Monday, 15 November 2010

QUESTION, DREAM, EXPLORE AND DISCOVER!

I have had an incredible week visiting some brilliant schools and spent time with some great colleagues and some wonderful young people...


I visited some great schools: Shakespeare Primary School; Meanwood Primary School; Aberford Church of England Primary School; Ebor Gardens Primary School; Brudenell Primary School; Blackgates Primary School; and Seven Hills Primary School. Spending time with Julian Golton, Helen Sanderson, Jo Heggie, Keri Tracey, Cath Depledge, Year 5 and Year 6 at Brudenell Primary School, Elaine Kay-Devanney and Olivia, Thomas, Jack, McKenna and Mrs Wigglesworth at Seven Hills Primary School makes you realise that these are brilliant learning places led by outstanding headteachers whose energy, passion, commitment, determination and hard work is releasing the magic and potential in some great teams and some simply wonderful children. Many people fail to understand what it takes to achieve outstanding provision but the keys to brilliant are on display at these little centres of excellence: passionate leadership; great teamwork; amazing teaching and learning; determined practice; intelligent accountability; and lots and lots of hard work.

I also spent time with some extra-ordinary colleagues: breakfast with headteachers from the Aireborough and Otley families of schools; talking at the Leeds governors conference at The Village Hotel; and speaking to the new primary headteachers at their conference at Oulton Hall. Against a background of public sector budget cuts, the imminent White Paper, new Academies, free schools, milestones, floor standards and a constant stream of announcements about cuts locally, regionally and nationally, we must remain positive. Over the past ten years, we have transformed the learning landscape and achieved outcomes that no one ever believed were possible.
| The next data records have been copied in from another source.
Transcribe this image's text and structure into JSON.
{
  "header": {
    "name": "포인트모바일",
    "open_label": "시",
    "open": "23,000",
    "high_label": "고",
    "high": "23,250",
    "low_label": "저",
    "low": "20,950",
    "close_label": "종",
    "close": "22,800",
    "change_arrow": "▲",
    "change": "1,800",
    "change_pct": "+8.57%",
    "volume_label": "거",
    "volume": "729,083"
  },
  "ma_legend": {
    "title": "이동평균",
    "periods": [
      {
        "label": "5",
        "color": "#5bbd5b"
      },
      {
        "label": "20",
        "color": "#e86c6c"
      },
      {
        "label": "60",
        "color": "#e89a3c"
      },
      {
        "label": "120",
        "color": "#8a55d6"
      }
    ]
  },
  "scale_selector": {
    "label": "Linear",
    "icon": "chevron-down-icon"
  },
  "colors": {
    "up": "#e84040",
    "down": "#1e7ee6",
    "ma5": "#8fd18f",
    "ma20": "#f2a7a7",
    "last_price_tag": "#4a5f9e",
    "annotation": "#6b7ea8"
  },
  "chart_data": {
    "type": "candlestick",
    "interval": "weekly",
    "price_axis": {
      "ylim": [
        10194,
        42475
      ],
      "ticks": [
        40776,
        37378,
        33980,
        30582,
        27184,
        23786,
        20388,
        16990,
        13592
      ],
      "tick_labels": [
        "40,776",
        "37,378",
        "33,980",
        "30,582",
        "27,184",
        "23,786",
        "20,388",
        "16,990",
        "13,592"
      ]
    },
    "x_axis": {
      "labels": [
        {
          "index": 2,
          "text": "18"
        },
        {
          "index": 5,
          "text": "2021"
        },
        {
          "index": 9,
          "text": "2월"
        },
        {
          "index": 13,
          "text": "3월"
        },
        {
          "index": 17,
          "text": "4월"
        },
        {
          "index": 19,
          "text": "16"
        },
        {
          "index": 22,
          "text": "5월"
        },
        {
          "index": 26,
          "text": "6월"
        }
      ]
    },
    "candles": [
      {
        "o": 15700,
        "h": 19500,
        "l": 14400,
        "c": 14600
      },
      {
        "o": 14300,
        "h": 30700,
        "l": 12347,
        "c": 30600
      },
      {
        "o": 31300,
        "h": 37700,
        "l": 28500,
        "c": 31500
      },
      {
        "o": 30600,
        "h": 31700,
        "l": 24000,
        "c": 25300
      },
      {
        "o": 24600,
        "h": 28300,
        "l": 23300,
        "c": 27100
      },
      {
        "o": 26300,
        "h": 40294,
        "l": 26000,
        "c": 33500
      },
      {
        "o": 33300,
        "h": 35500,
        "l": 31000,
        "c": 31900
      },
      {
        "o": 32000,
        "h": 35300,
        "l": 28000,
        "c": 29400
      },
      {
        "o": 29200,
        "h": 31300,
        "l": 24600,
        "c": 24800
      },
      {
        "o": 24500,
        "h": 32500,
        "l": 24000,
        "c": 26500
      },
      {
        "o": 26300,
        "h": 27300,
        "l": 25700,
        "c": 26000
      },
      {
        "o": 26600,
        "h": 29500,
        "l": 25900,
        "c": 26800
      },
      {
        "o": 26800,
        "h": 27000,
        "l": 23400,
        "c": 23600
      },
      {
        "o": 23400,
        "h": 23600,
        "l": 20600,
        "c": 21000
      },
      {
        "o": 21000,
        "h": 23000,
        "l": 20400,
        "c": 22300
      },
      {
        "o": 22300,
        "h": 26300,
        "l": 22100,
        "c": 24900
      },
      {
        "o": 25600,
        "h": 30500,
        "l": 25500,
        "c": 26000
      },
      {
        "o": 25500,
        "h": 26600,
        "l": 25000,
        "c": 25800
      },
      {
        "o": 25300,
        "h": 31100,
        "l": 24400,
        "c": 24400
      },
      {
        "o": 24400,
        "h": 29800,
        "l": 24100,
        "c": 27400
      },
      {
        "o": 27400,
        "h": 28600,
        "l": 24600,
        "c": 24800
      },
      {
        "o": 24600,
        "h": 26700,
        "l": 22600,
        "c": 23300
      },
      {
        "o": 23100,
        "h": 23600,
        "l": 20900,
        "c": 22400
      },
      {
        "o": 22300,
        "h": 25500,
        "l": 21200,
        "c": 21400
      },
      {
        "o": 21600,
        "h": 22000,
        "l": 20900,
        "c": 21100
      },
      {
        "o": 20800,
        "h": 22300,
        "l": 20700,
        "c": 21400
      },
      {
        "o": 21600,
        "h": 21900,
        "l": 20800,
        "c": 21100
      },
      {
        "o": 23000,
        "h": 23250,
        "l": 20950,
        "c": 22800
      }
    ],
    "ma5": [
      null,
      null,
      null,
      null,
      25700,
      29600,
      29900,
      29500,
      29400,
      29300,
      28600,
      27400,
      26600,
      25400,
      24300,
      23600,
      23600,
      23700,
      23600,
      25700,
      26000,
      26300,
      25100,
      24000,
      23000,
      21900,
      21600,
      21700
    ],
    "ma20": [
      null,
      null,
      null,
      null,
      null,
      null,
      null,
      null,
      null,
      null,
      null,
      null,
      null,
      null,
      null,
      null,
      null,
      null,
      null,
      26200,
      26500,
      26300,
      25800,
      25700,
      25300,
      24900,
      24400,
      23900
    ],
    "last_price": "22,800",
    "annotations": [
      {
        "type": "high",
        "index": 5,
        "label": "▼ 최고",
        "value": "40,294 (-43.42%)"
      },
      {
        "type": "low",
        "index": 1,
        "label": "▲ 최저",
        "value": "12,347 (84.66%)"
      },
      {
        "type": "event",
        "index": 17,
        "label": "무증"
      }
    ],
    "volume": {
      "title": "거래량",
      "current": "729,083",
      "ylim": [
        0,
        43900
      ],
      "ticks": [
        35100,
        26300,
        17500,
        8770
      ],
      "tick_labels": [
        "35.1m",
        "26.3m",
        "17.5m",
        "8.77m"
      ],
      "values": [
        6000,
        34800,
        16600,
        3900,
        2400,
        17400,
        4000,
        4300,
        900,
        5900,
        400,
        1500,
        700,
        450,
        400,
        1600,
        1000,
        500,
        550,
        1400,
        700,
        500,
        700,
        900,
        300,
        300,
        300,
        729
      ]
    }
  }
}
Each group recognised that there is still much more to do to achieve brilliant outcomes consistently across all our provision, but together we have established strong, dynamic and creative foundations for the council to now build a truly child-friendly city.
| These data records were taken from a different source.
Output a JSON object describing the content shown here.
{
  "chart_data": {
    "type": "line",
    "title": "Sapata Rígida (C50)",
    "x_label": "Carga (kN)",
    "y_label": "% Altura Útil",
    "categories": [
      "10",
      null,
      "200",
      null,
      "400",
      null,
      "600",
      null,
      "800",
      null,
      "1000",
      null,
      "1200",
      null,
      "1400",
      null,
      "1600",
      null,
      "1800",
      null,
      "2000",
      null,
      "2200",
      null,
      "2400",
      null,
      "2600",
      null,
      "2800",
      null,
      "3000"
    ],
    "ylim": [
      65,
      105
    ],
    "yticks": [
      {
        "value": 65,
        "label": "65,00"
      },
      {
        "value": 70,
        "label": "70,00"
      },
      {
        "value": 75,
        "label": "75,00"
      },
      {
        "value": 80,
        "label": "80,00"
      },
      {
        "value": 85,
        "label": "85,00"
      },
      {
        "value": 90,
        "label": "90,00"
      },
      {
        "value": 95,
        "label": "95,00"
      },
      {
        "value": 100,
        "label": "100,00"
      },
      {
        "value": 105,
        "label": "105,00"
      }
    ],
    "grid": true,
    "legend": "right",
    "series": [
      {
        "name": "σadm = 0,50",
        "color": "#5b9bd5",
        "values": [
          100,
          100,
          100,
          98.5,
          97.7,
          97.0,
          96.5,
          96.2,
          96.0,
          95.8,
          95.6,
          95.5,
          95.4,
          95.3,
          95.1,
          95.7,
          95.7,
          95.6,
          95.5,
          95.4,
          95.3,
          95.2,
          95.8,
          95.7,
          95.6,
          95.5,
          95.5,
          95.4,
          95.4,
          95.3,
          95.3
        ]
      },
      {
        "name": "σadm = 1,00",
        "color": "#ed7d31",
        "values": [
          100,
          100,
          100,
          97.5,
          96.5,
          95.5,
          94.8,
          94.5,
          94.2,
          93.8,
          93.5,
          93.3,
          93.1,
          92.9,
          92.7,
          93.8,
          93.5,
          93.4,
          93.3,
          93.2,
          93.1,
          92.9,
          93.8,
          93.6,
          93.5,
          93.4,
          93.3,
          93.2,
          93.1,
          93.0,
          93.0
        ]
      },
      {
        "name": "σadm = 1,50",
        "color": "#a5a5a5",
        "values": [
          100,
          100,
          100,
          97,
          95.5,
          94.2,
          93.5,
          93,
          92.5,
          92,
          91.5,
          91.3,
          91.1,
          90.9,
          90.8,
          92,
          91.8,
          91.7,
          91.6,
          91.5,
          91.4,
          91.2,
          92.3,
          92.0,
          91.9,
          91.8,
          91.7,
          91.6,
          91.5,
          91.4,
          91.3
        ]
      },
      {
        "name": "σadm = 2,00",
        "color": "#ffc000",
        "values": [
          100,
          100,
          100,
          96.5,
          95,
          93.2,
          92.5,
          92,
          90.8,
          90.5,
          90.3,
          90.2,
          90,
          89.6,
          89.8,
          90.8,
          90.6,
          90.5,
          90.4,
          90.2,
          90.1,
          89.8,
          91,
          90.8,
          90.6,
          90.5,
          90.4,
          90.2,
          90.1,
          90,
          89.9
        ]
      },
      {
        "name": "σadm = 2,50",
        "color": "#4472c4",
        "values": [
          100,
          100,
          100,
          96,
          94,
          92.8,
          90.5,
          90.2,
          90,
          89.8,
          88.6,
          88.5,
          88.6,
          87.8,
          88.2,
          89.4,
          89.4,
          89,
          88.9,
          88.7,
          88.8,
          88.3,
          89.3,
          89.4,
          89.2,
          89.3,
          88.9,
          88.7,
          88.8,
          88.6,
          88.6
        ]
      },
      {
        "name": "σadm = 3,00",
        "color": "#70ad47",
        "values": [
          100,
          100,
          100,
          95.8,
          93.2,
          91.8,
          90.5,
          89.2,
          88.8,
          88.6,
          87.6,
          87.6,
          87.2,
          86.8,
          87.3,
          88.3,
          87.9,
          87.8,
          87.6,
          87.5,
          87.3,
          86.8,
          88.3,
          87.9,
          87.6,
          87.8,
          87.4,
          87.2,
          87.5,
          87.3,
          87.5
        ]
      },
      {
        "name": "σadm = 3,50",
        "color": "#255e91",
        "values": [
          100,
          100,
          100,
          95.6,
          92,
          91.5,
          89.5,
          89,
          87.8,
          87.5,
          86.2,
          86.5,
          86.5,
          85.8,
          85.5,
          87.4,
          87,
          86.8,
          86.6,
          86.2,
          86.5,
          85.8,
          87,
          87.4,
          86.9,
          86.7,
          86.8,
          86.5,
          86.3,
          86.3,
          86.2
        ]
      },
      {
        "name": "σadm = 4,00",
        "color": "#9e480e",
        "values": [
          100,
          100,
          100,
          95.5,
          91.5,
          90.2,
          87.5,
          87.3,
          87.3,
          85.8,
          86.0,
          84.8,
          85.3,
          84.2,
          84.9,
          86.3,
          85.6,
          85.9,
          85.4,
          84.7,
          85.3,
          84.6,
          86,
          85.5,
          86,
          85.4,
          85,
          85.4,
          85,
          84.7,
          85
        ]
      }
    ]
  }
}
I finished the week on Friday evening at the Little London Primary School lantern festival. This is the third year that the school has organised the lantern festival where children and their families and the team at the school carry their lanterns around the streets of Little London. It was wonderful to see so many families and friends gathering together to carry their homemade and spectacular lanterns, and to share and celebrate the magic of Little London Primary School.

It was an amazing end to another great week where I also attended the Education Guardian's 'Innovation in Education' conference in London which simply reinforced the fact that we need to continue to create world class learning hubs and centres of learning excellence where we nurture and support innovation and creativity. The key to the future is to create a culture of excellence working across a collaborative and cooperative network of brilliant learning places supported by a learning platform where we can share great ideas and enable colleagues to learn together.

We must above all continue to question, to challenge, to dream, to imagine, to experiment, to explore and to discover.